Донал весело рассмеялся и вдруг запел:
Мои мысли — как звёзды на небе лучистом,
Моё сердце — как чаша с душистым вином,
А душа — как цветок, предрассветный и чистый,
Что вот–вот расцветёт на лугу золотом.
— Что это, Донал? — воскликнула Джиневра.
— Да ничего! — улыбнулся он. — Просто сердце моё смеётся от радости.
— Какие дивные слова! Спой ещё раз, — попросила Джиневра.
— Не могу… Я их уже забыл, — ответил он.
— Ах, Донал! Это же было так чудесно! Неужели ты забыл их навсегда и я никогда их больше не услышу?
— Я постараюсь их вспомнить, когда вернусь домой, — пообещал он. — Но сейчас не могу. Сейчас я могу думать только об одном.
— О чём, Донал?
— О Вас, — признался он.
Рука Джиневры чуть приподнялась и снова опустилась на его руку, но стала заметно легче — как птичка, решившая было взлететь и тут же передумавшая.

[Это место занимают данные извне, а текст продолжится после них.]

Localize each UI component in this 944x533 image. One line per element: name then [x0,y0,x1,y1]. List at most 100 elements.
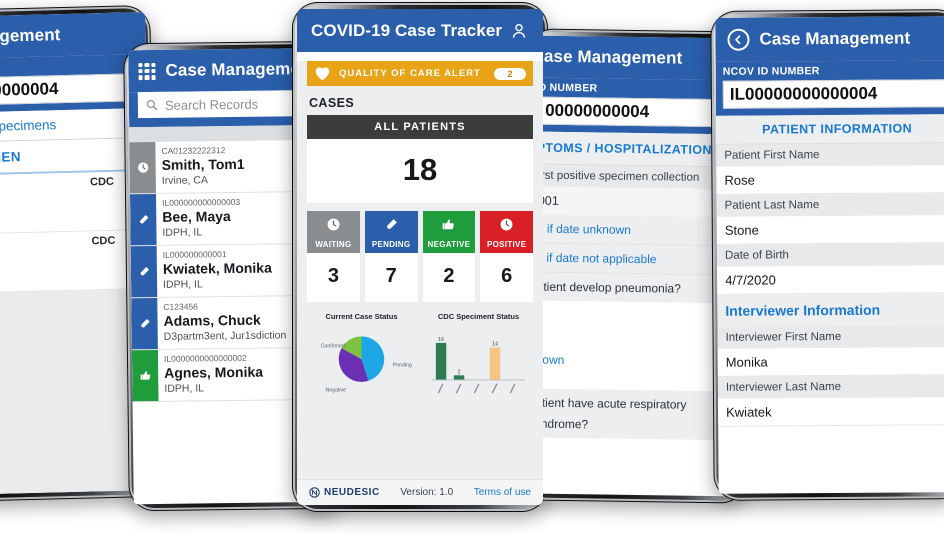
test-tube-icon [140,266,149,276]
back-chevron-icon[interactable] [727,28,750,51]
status-tile-value: 3 [327,265,339,287]
cdc-speciment-status-bars: 16 2 14 [432,337,525,394]
bar-value-label-0: 16 [438,337,444,343]
patient-field-label-2: Date of Birth [716,243,944,267]
ards-question-line2: yndrome? [526,416,743,441]
status-tile-cap: NEGATIVE [422,211,476,253]
thumbs-up-icon [442,219,455,230]
user-account-icon[interactable] [509,21,529,41]
alert-label: QUALITY OF CARE ALERT [339,68,481,79]
version-label: Version: 1.0 [400,487,454,498]
grid-menu-icon[interactable] [138,62,156,80]
patient-appbar-title: Case Management [759,28,911,49]
bar-0 [435,342,447,380]
patient-field-label-1: Patient Last Name [716,193,944,217]
case-id: C123456 [163,301,198,312]
pneumonia-unknown-option[interactable]: nown [527,348,744,374]
patient-field-input-2[interactable]: 4/7/2020 [717,265,944,295]
case-status-flag [131,297,158,350]
pie-label-confirmed: Confirmed [321,344,345,350]
clock-icon [327,218,340,231]
symptoms-appbar-title: ase Management [543,46,683,68]
search-icon [146,99,158,111]
patient-field-label-0: Patient First Name [716,143,944,167]
bar-chart-card: CDC Speciment Status 16 2 14 [422,312,535,402]
clock-icon [500,218,513,231]
pie-label-pending: Pending [393,363,412,369]
terms-of-use-link[interactable]: Terms of use [474,487,531,498]
neudesic-label: NEUDESIC [324,487,380,498]
neudesic-mark-icon [309,487,320,498]
bar-chart-title: CDC Speciment Status [437,312,520,321]
status-tile-value: 7 [385,265,397,287]
bar-tick-label-2 [473,383,480,394]
status-tile-label: NEGATIVE [427,240,471,249]
search-placeholder: Search Records [164,96,259,113]
interviewer-information-subsection: Interviewer Information [717,293,944,327]
case-status-flag [129,141,156,194]
status-tile-value: 2 [443,265,455,287]
patient-field-input-0[interactable]: Rose [716,165,944,195]
patient-field-input-1[interactable]: Stone [716,215,944,245]
bar-value-label-3: 14 [492,342,498,348]
dashboard-appbar-title: COVID-19 Case Tracker [311,20,503,40]
clock-icon [137,162,148,173]
status-tile-cap: PENDING [364,211,418,253]
case-id: IL000000000000003 [162,196,241,208]
interviewer-field-label-1: Interviewer Last Name [717,375,944,399]
status-tile-label: POSITIVE [486,240,527,249]
specimen-timestamp: /2020 12:30 PM [0,266,144,286]
specimen-date-input[interactable]: 001 [529,186,721,218]
phone-dashboard: COVID-19 Case Tracker QUALITY OF CARE AL… [292,2,548,512]
status-tile-positive[interactable]: POSITIVE 6 [480,211,533,302]
case-status-flag [129,193,157,246]
status-tile-label: WAITING [315,240,352,249]
interviewer-fields: Interviewer First Name Monika Interviewer … [717,325,944,427]
status-tile-label: PENDING [371,240,411,249]
interviewer-field-input-1[interactable]: Kwiatek [718,397,944,427]
specimen-source: CDC [89,175,115,189]
status-tiles: WAITING 3 PENDING 7 NEGATIVE 2 POSITIVE 6 [307,211,533,302]
test-tube-icon [386,219,397,229]
pie-label-negative: Negative [326,387,347,393]
pie-chart-title: Current Case Status [325,312,398,321]
heart-icon [315,67,330,81]
ards-answer-area[interactable] [526,437,743,481]
bar-tick-label-0 [437,383,444,394]
patient-appbar: Case Management [715,16,944,62]
patient-information-section: PATIENT INFORMATION [716,114,944,145]
dashboard-appbar: COVID-19 Case Tracker [297,9,543,52]
cases-heading: CASES [309,96,355,110]
interviewer-field-input-0[interactable]: Monika [717,347,944,377]
alert-count-badge: 2 [494,67,526,80]
status-tile-waiting[interactable]: WAITING 3 [307,211,360,302]
bar-tick-label-1 [455,383,462,394]
specimen-timestamp: /2020 12:27 PM [0,207,142,227]
all-patients-tab[interactable]: ALL PATIENTS [307,115,533,139]
bar-tick-label-4 [509,383,516,394]
quality-of-care-alert[interactable]: QUALITY OF CARE ALERT 2 [307,61,533,86]
thumbs-up-icon [140,371,150,380]
status-tile-negative[interactable]: NEGATIVE 2 [422,211,476,302]
specimen-source: CDC [91,234,116,248]
screenshot-stage: Case Management NCOV ID NUMBER IL0000000… [0,0,944,533]
interviewer-field-label-0: Interviewer First Name [717,325,944,349]
test-tube-icon [140,318,150,328]
neudesic-logo: NEUDESIC [309,487,380,498]
case-id: CA01232222312 [161,145,226,156]
all-patients-count: 18 [307,139,533,203]
status-tile-pending[interactable]: PENDING 7 [364,211,418,302]
bar-3 [489,347,501,380]
bar-1 [453,375,465,380]
specimens-appbar: Case Management [0,12,147,61]
specimens-appbar-title: Case Management [0,25,61,48]
specimens-id-input[interactable]: IL00000000000004 [0,73,141,107]
patient-id-input[interactable]: IL00000000000004 [722,79,944,109]
case-id: IL000000000001 [162,249,227,260]
phone-dashboard-screen: COVID-19 Case Tracker QUALITY OF CARE AL… [297,9,543,505]
phone-patient-info-screen: Case Management NCOV ID NUMBER IL0000000… [715,16,944,494]
bar-tick-label-3 [491,383,498,394]
bar-value-label-1: 2 [458,369,461,375]
symptoms-id-input[interactable]: 00000000004 [537,96,714,128]
phone-patient-info: Case Management NCOV ID NUMBER IL0000000… [710,9,944,501]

— Приятно снова быть вместе, как в старые добрые времена. Правда, вокруг нет ни травы, ни маргариток… Что это такое, Донал?
Инстинктивно, почти бессознательно ей захотелось сменить тему разговора.
Место, на которое она указала, походило на огромную щель, зияющую в середине высокого холма прямо возле дороги. Щель был узкая и длинная, с одной стороны чуть освещённая лунным светом.